A-Textbook-of-Clinical-Pharmacology-and-Therapeutics-5th-edition

CHAPTER 49
ANAEMIA AND OTHER
HAEMATOLOGICAL DISORDERS
● Haematinics – iron, vitamin B 12 and folate 389
● Haematopoietic growth factors 392
● Coagulation factors and haemophilias A and B 394
● Aplastic anaemia 395
● Idiopathic thrombocytopenic purpura 395
HAEMATINICS – IRON, VITAMIN B 12 AND
FOLATE
IRON
Biochemistry and physiology
Iron plays a vital role in the body in many proteins including
transport proteins (e.g. haemoglobin, myoglobin) and enzymes
(e.g. CYP450s, catalase, peroxidase, metalloflavoproteins).

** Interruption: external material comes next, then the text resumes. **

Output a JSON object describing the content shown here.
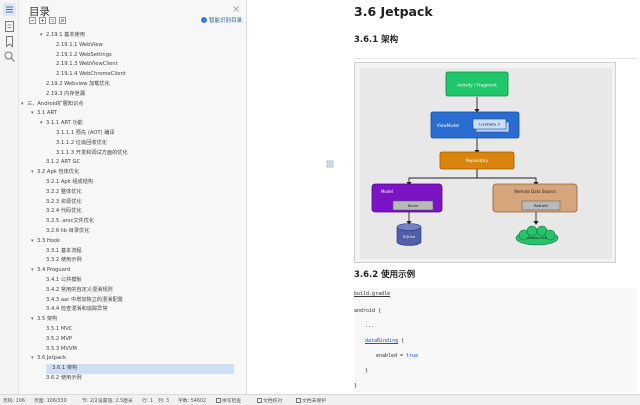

It is
stored in the reticulo-endothelial system and bone marrow. The
total body iron content is 3.5–4.5 g in an adult, of which about
70% is incorporated in haemoglobin, 5% in myoglobin and
0.2% in enzymes. Most of the remaining iron (approximately
25%) is stored as ferritin or haemosiderin. About 2% (80 mg)
comprises the ‘labile iron pool’ and about 0.08% (3 mg) is
bound to transferrin (a specific iron-binding protein).
Pharmacokinetics
Gastro-intestinal (GI) absorption is the primary mechanism
controlling total body iron. This remains remarkably constant
(1–1.4 mg/day) in healthy individuals despite variations in
diet, erythropoiesis and iron stores. Iron absorption occurs in
the small intestine and is influenced by several factors:
1. The physico-chemical form of the iron:
(a) Inorganic ferrous iron is better absorbed than ferric
iron.
(b) Absorption of iron from the diet depends on the
source of the iron. Most dietary iron exists as
non-haem iron (e.g. iron salts) and is relatively poorly
absorbed (approximately 5–10%), mainly because it is
combined with phosphates and phytates (in cereals).

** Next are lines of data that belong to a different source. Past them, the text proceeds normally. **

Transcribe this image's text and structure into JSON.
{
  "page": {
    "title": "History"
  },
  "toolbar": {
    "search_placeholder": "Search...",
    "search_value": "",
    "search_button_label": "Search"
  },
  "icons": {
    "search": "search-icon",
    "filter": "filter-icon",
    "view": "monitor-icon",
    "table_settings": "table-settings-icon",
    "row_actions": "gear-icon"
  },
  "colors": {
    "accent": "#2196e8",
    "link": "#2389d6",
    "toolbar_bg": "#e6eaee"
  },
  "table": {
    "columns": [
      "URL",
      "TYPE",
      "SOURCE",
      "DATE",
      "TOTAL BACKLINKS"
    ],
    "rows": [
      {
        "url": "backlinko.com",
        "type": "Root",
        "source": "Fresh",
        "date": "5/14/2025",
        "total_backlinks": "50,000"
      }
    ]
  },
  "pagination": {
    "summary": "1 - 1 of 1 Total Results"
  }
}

Haem iron is well absorbed (20–40%).
2. Factors increasing absorption:
(a) Acid: e.g. gastric acid and ascorbic acid facilitate iron
absorption.
(b) Ethanol increases ferric but not ferrous iron absorption.
3. Factors reducing iron absorption:
(a) Partial gastrectomy reduces gastric acid and iron
deficiency is more common than vitamin B 12
deficiency following partial gastrectomy.

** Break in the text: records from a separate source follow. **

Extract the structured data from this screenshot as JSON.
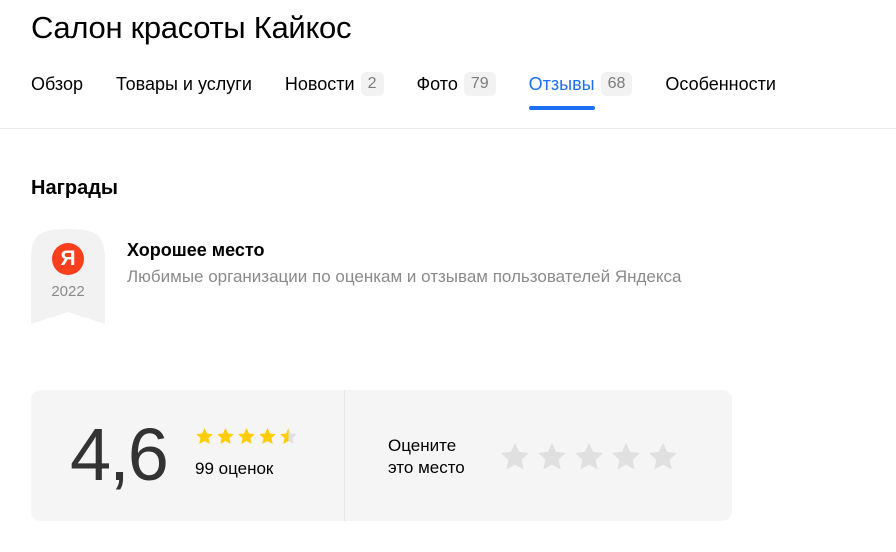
{
  "page": {
    "title": "Салон красоты Кайкос"
  },
  "tabs": [
    {
      "label": "Обзор",
      "count": ""
    },
    {
      "label": "Товары и услуги",
      "count": ""
    },
    {
      "label": "Новости",
      "count": "2"
    },
    {
      "label": "Фото",
      "count": "79"
    },
    {
      "label": "Отзывы",
      "count": "68",
      "active": true
    },
    {
      "label": "Особенности",
      "count": ""
    }
  ],
  "awards": {
    "title": "Награды",
    "item": {
      "logo_letter": "Я",
      "year": "2022",
      "name": "Хорошее место",
      "description": "Любимые организации по оценкам и отзывам пользователей Яндекса"
    }
  },
  "rating": {
    "value": "4,6",
    "stars_filled": 4.5,
    "count_label": "99 оценок",
    "prompt_line1": "Оцените",
    "prompt_line2": "это место",
    "rate_star_count": 5
  },
  "colors": {
    "accent": "#1e6ff1",
    "star_filled": "#ffcc00",
    "star_empty": "#e0e0e0",
    "yandex_red": "#fc3f1d"
  },
  "icons": {
    "award_badge": "award-ribbon-icon",
    "rating_star": "star-icon"
  }
}
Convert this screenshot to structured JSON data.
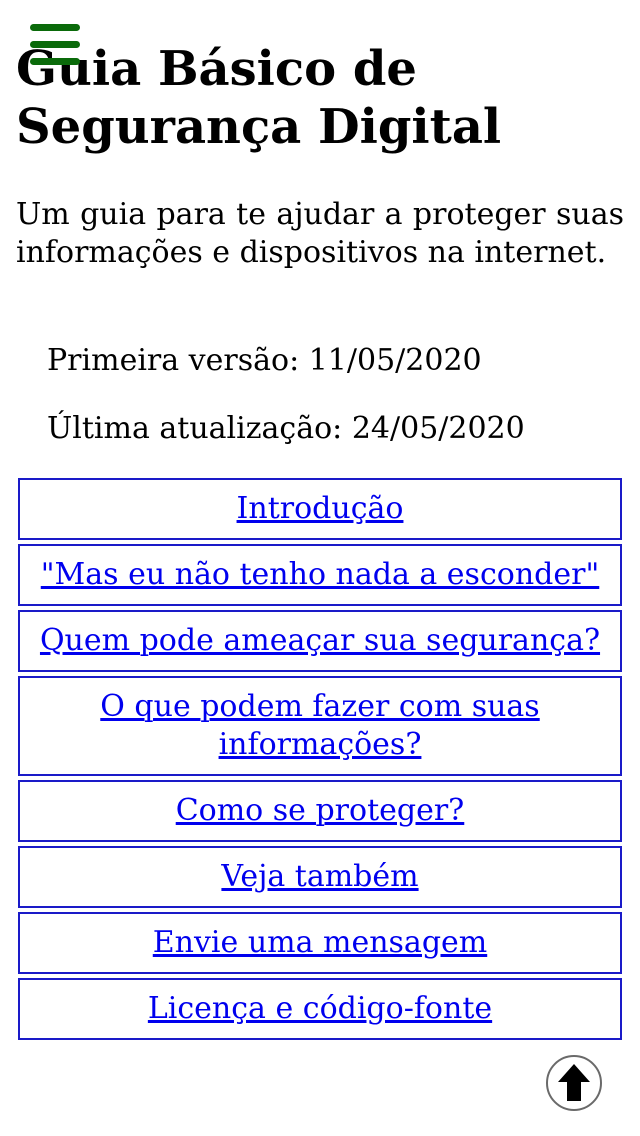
{
  "header": {
    "menu_icon": "hamburger-menu-icon",
    "title": "Guia Básico de Segurança Digital"
  },
  "intro": {
    "text": "Um guia para te ajudar a proteger suas informações e dispositivos na internet."
  },
  "meta": {
    "first_version": "Primeira versão: 11/05/2020",
    "last_update": "Última atualização: 24/05/2020"
  },
  "nav": {
    "items": [
      {
        "label": "Introdução"
      },
      {
        "label": "\"Mas eu não tenho nada a esconder\""
      },
      {
        "label": "Quem pode ameaçar sua segurança?"
      },
      {
        "label": "O que podem fazer com suas informações?"
      },
      {
        "label": "Como se proteger?"
      },
      {
        "label": "Veja também"
      },
      {
        "label": "Envie uma mensagem"
      },
      {
        "label": "Licença e código-fonte"
      }
    ]
  },
  "back_to_top": {
    "icon": "arrow-up-icon"
  },
  "colors": {
    "menu_icon": "#0a6a0a",
    "link": "#0000ee",
    "nav_border": "#1a1ac8"
  }
}
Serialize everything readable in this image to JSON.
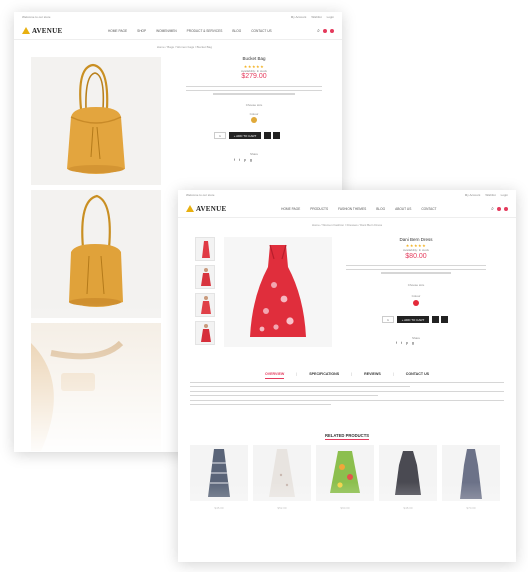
{
  "brand": {
    "logo_text": "AVENUE",
    "accent": "#e43a5c",
    "star_color": "#f2b01e"
  },
  "back_page": {
    "topbar_left": "Welcome to our store",
    "topbar_right": [
      "My Account",
      "Wishlist",
      "Login"
    ],
    "menu": [
      "Home page",
      "Shop",
      "Women/Men",
      "Product & Services",
      "Blog",
      "Contact us"
    ],
    "breadcrumb": "Home / Bags / Women bags / Bucket Bag",
    "product": {
      "name": "Bucket Bag",
      "price": "$279.00",
      "availability": "Availability: In stock",
      "size_label": "Choose size",
      "color_label": "Colour",
      "qty": "1",
      "cart_label": "+ ADD TO CART",
      "share_label": "Share",
      "swatch_color": "#e0a93a"
    }
  },
  "front_page": {
    "topbar_left": "Welcome to our store",
    "topbar_right": [
      "My Account",
      "Wishlist",
      "Login"
    ],
    "menu": [
      "Home page",
      "Products",
      "Fashion Themes",
      "Blog",
      "About us",
      "Contact"
    ],
    "breadcrumb": "Home / Women Fashion / Dresses / Dani Bern Dress",
    "product": {
      "name": "Dani Bern Dress",
      "price": "$80.00",
      "availability": "Availability: In stock",
      "size_label": "Choose size",
      "color_label": "Colour",
      "qty": "1",
      "cart_label": "+ ADD TO CART",
      "share_label": "Share",
      "swatch_color": "#e42a3a"
    },
    "tabs": [
      "OVERVIEW",
      "SPECIFICATIONS",
      "REVIEWS",
      "CONTACT US"
    ],
    "related_title": "RELATED PRODUCTS",
    "related": [
      {
        "name": "Striped Dress",
        "price": "$45.00",
        "color": "#5a6478"
      },
      {
        "name": "White Sundress",
        "price": "$52.00",
        "color": "#e8e4e0"
      },
      {
        "name": "Floral Dress",
        "price": "$60.00",
        "color": "#8cbf4e"
      },
      {
        "name": "Slip Dress",
        "price": "$48.00",
        "color": "#4a4a52"
      },
      {
        "name": "Long Dress",
        "price": "$70.00",
        "color": "#6c7288"
      }
    ]
  }
}
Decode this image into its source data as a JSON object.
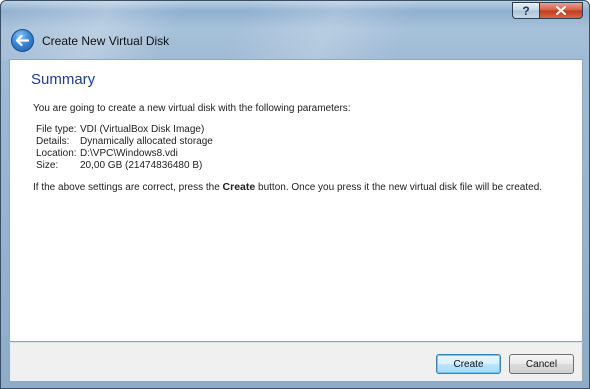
{
  "window": {
    "title": "Create New Virtual Disk",
    "help_label": "?",
    "close_label": "x"
  },
  "page": {
    "heading": "Summary",
    "intro": "You are going to create a new virtual disk with the following parameters:",
    "params": [
      {
        "label": "File type:",
        "value": "VDI (VirtualBox Disk Image)"
      },
      {
        "label": "Details:",
        "value": "Dynamically allocated storage"
      },
      {
        "label": "Location:",
        "value": "D:\\VPC\\Windows8.vdi"
      },
      {
        "label": "Size:",
        "value": "20,00 GB (21474836480 B)"
      }
    ],
    "confirm_before": "If the above settings are correct, press the ",
    "confirm_bold": "Create",
    "confirm_after": " button. Once you press it the new virtual disk file will be created."
  },
  "buttons": {
    "create": "Create",
    "cancel": "Cancel"
  }
}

(b) Malabsorption states, e.g. coeliac disease.
(c) Drug–iron binding interactions in the GI tract;
tetracyclines chelate iron, causing malabsorption of
both agents; oral bisphosphonates and magnesium
trisilicate reduce iron absorption.
Disposition of iron
Iron in the lumen of the gut is transported across the intestinal
membrane either directly into plasma or is bound by
mucosal ferritin. A negative regulator of gastro-intestinal
mucosal absorption of iron (hepcidin) synthesized by the liver
may contribute to the anaemia of chronic disease. Iron is transported
in plasma by transferrin, one molecule of which binds
two atoms of iron. The iron is transferred to cells (e.g. red-cell
precursors in the bone marrow) by transferrin binding to transferrin
receptors followed by endocytosis. The iron dissociates
from transferrin in the acidic intracellular environment. When
red cells reach the end of their life-span, macrophages bind the
iron atoms released, which are taken up again by transferrin.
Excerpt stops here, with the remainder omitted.